Section 10.6.8 of the NFPA 13 clearly indicates underground portions of the fire sprinkler system must be not be used to ground the electrical system. However, there is no language that would prevent the required bonding in accordance with Section 250.104 of the NEC or Section 4.14 of the NFPA 780 for lightning protection systems. In fact, section in the NFPA 13, 10.6.8.1 clearly indicates that nothing in the NFPA 13 is to prevent the required bonding of metal water piping systems above or below ground.
 
"""clearly indicates that nothing in the NFPA 13 is to prevent the required bonding of metal water piping systems above or below ground.""""

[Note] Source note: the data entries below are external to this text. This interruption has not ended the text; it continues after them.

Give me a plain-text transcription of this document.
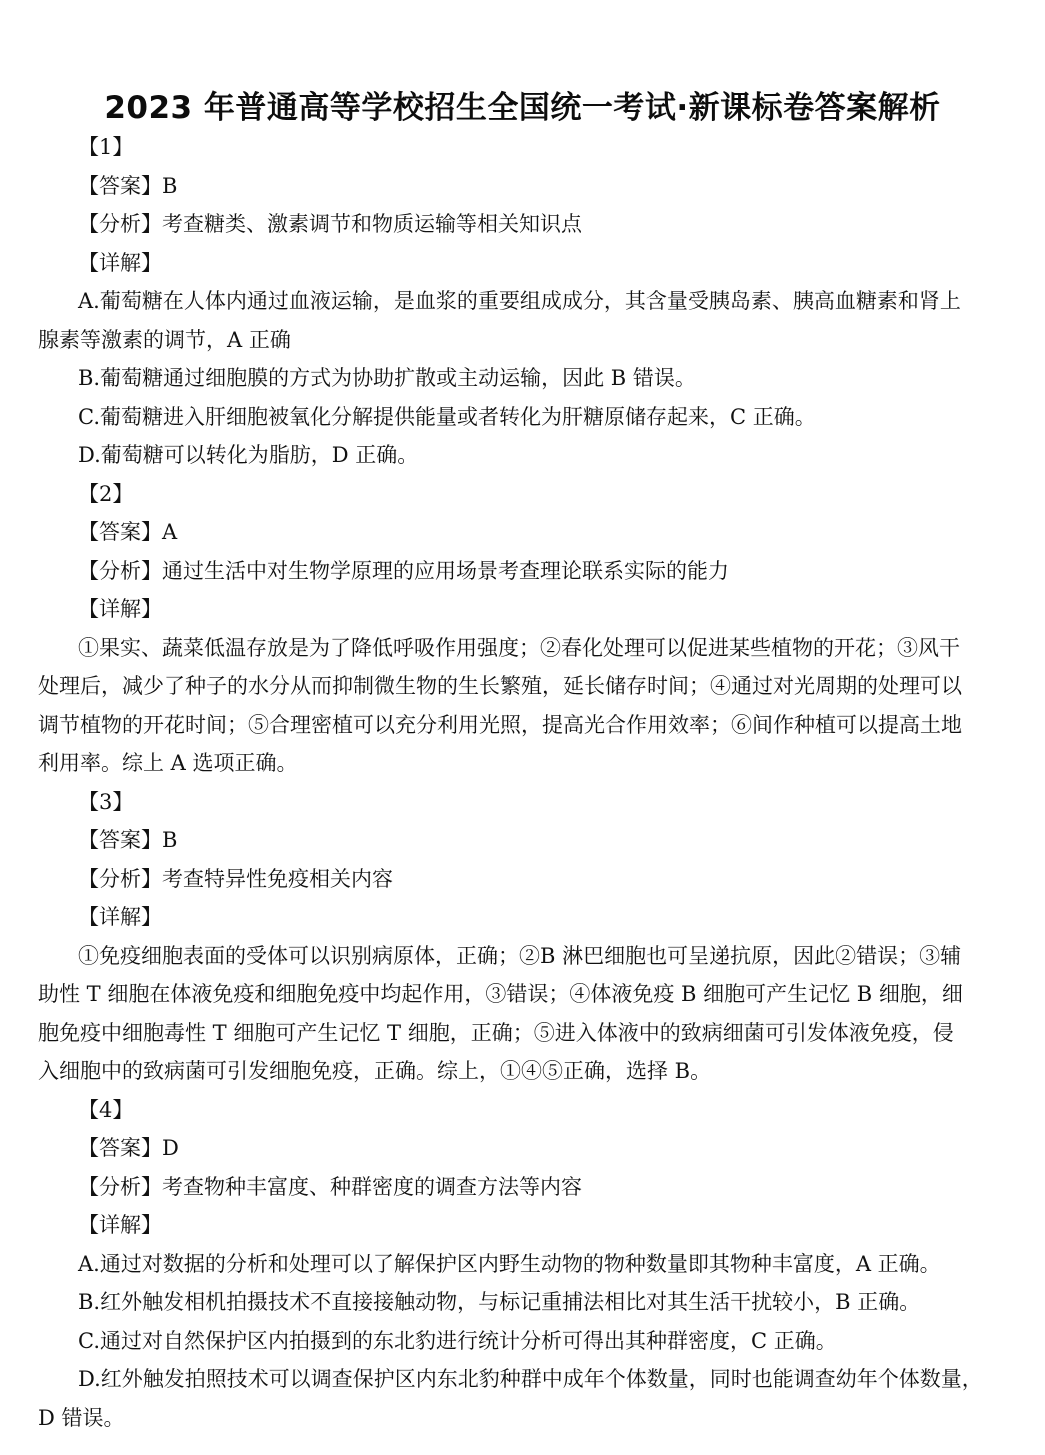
2023 年普通高等学校招生全国统一考试·新课标卷答案解析
【1】
【答案】B
【分析】考查糖类、激素调节和物质运输等相关知识点
【详解】
A.葡萄糖在人体内通过血液运输，是血浆的重要组成成分，其含量受胰岛素、胰高血糖素和肾上
腺素等激素的调节，A 正确
B.葡萄糖通过细胞膜的方式为协助扩散或主动运输，因此 B 错误。
C.葡萄糖进入肝细胞被氧化分解提供能量或者转化为肝糖原储存起来，C 正确。
D.葡萄糖可以转化为脂肪，D 正确。
【2】
【答案】A
【分析】通过生活中对生物学原理的应用场景考查理论联系实际的能力
【详解】
①果实、蔬菜低温存放是为了降低呼吸作用强度；②春化处理可以促进某些植物的开花；③风干
处理后，减少了种子的水分从而抑制微生物的生长繁殖，延长储存时间；④通过对光周期的处理可以
调节植物的开花时间；⑤合理密植可以充分利用光照，提高光合作用效率；⑥间作种植可以提高土地
利用率。综上 A 选项正确。
【3】
【答案】B
【分析】考查特异性免疫相关内容
【详解】
①免疫细胞表面的受体可以识别病原体，正确；②B 淋巴细胞也可呈递抗原，因此②错误；③辅
助性 T 细胞在体液免疫和细胞免疫中均起作用，③错误；④体液免疫 B 细胞可产生记忆 B 细胞，细
胞免疫中细胞毒性 T 细胞可产生记忆 T 细胞，正确；⑤进入体液中的致病细菌可引发体液免疫，侵
入细胞中的致病菌可引发细胞免疫，正确。综上，①④⑤正确，选择 B。
【4】
【答案】D
【分析】考查物种丰富度、种群密度的调查方法等内容
【详解】
A.通过对数据的分析和处理可以了解保护区内野生动物的物种数量即其物种丰富度，A 正确。
B.红外触发相机拍摄技术不直接接触动物，与标记重捕法相比对其生活干扰较小，B 正确。
C.通过对自然保护区内拍摄到的东北豹进行统计分析可得出其种群密度，C 正确。
D.红外触发拍照技术可以调查保护区内东北豹种群中成年个体数量，同时也能调查幼年个体数量，
D 错误。
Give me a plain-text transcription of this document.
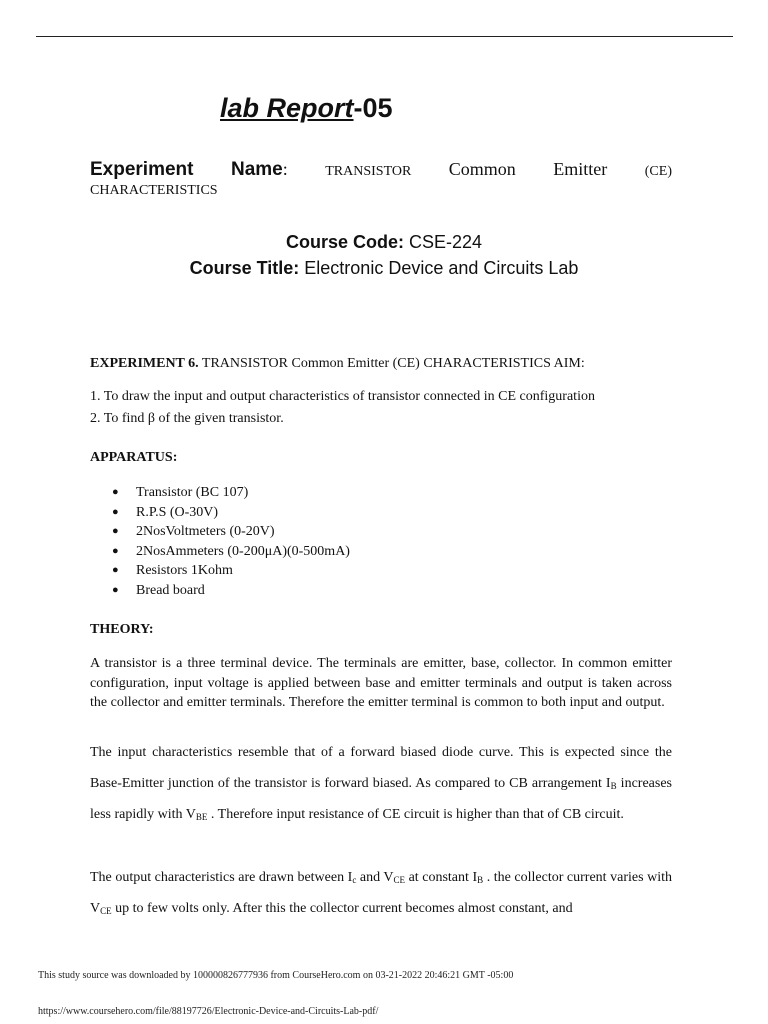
lab Report-05
Experiment Name:	TRANSISTOR Common Emitter	(CE)
CHARACTERISTICS
Course Code: CSE-224
Course Title: Electronic Device and Circuits Lab
EXPERIMENT 6. TRANSISTOR Common Emitter (CE) CHARACTERISTICS AIM:
1. To draw the input and output characteristics of transistor connected in CE configuration
2. To find β of the given transistor.
APPARATUS:
● Transistor (BC 107)
● R.P.S (O-30V)
● 2NosVoltmeters (0-20V)
● 2NosAmmeters (0-200μA)(0-500mA)
● Resistors 1Kohm
● Bread board
THEORY:
A transistor is a three terminal device. The terminals are emitter, base, collector. In common emitter configuration, input voltage is applied between base and emitter terminals and output is taken across the collector and emitter terminals. Therefore the emitter terminal is common to both input and output.
The input characteristics resemble that of a forward biased diode curve. This is expected since the Base-Emitter junction of the transistor is forward biased. As compared to CB arrangement $I_B$ increases less rapidly with $V_{BE}$ . Therefore input resistance of CE circuit is higher than that of CB circuit.
The output characteristics are drawn between $I_c$ and $V_{CE}$ at constant $I_B$ . the collector current varies with $V_{CE}$ up to few volts only. After this the collector current becomes almost constant, and
This study source was downloaded by 100000826777936 from CourseHero.com on 03-21-2022 20:46:21 GMT -05:00
https://www.coursehero.com/file/88197726/Electronic-Device-and-Circuits-Lab-pdf/
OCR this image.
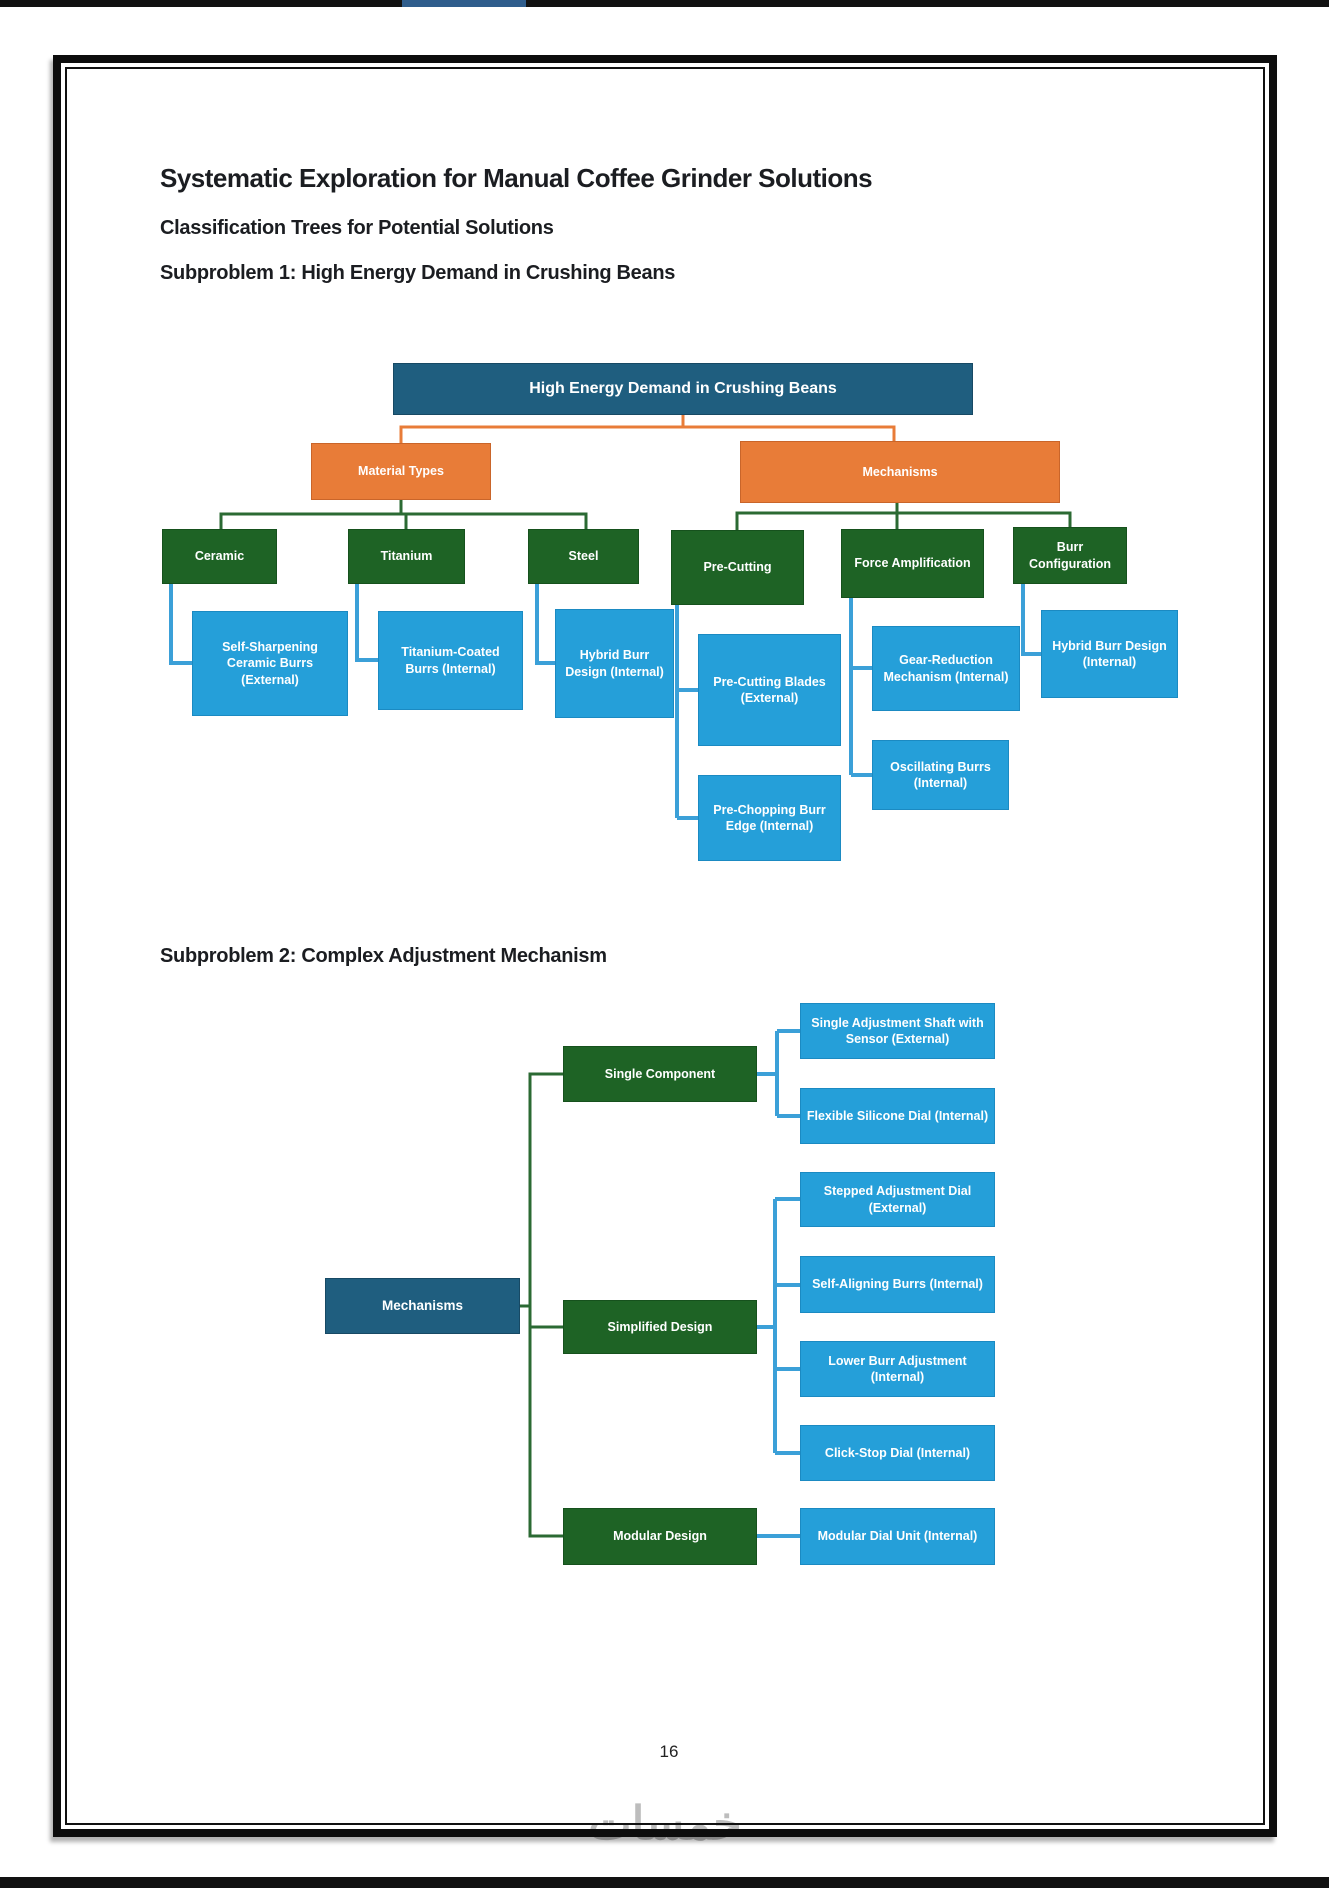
Systematic Exploration for Manual Coffee Grinder Solutions
Classification Trees for Potential Solutions
Subproblem 1: High Energy Demand in Crushing Beans
Subproblem 2: Complex Adjustment Mechanism
High Energy Demand in Crushing Beans
Material Types	Mechanisms
Ceramic	Titanium	Steel
Pre-Cutting	Force Amplification
Burr Configuration
Self-Sharpening Ceramic Burrs (External)
Titanium-Coated Burrs (Internal)
Hybrid Burr Design (Internal)
Pre-Cutting Blades (External)
Pre-Chopping Burr Edge (Internal)
Gear-Reduction Mechanism (Internal)
Oscillating Burrs (Internal)
Hybrid Burr Design (Internal)
Mechanisms
Single Component
Simplified Design
Modular Design
Single Adjustment Shaft with Sensor (External)
Flexible Silicone Dial (Internal)
Stepped Adjustment Dial (External)
Self-Aligning Burrs (Internal)
Lower Burr Adjustment (Internal)
Click-Stop Dial (Internal)
Modular Dial Unit (Internal)
16
خمسات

that is what I am finding, just want to make sure

this is a high dollar building and want to get it right, but also do not want a lightning bolt to back feed into the fire sprinkler system
 
From NFPA - 780, Section 4.9.10: "At least two down conductors shall be provided on any kind

of structure, including steeples."

.
 
Assuming this is a NFPA 780 compliant system, the Lighning Protection ground terminals you are seeing are completely separate from the electrical power system earth ground (See Paul Sweet's comment).

As Paul further indicated, the bonding is to keep all grounded metal components at roughly the same potential. The fire protection system is always somewhat grounded normally, even if it is served via plastic UG pipe. It is the "somewhat" part that is the problem. Unless the FP system is at the same potential as other, better grounded components, the energy of the lightning strike could jump around trying to find the best path to ground. It is the jumping around that creates problems.

Next question - what happens if lightning strikes and a pumper is hooked up? Better in a well bonded and grounded system than if the pumper and engineer happens to make a better ground path than the plastic water service.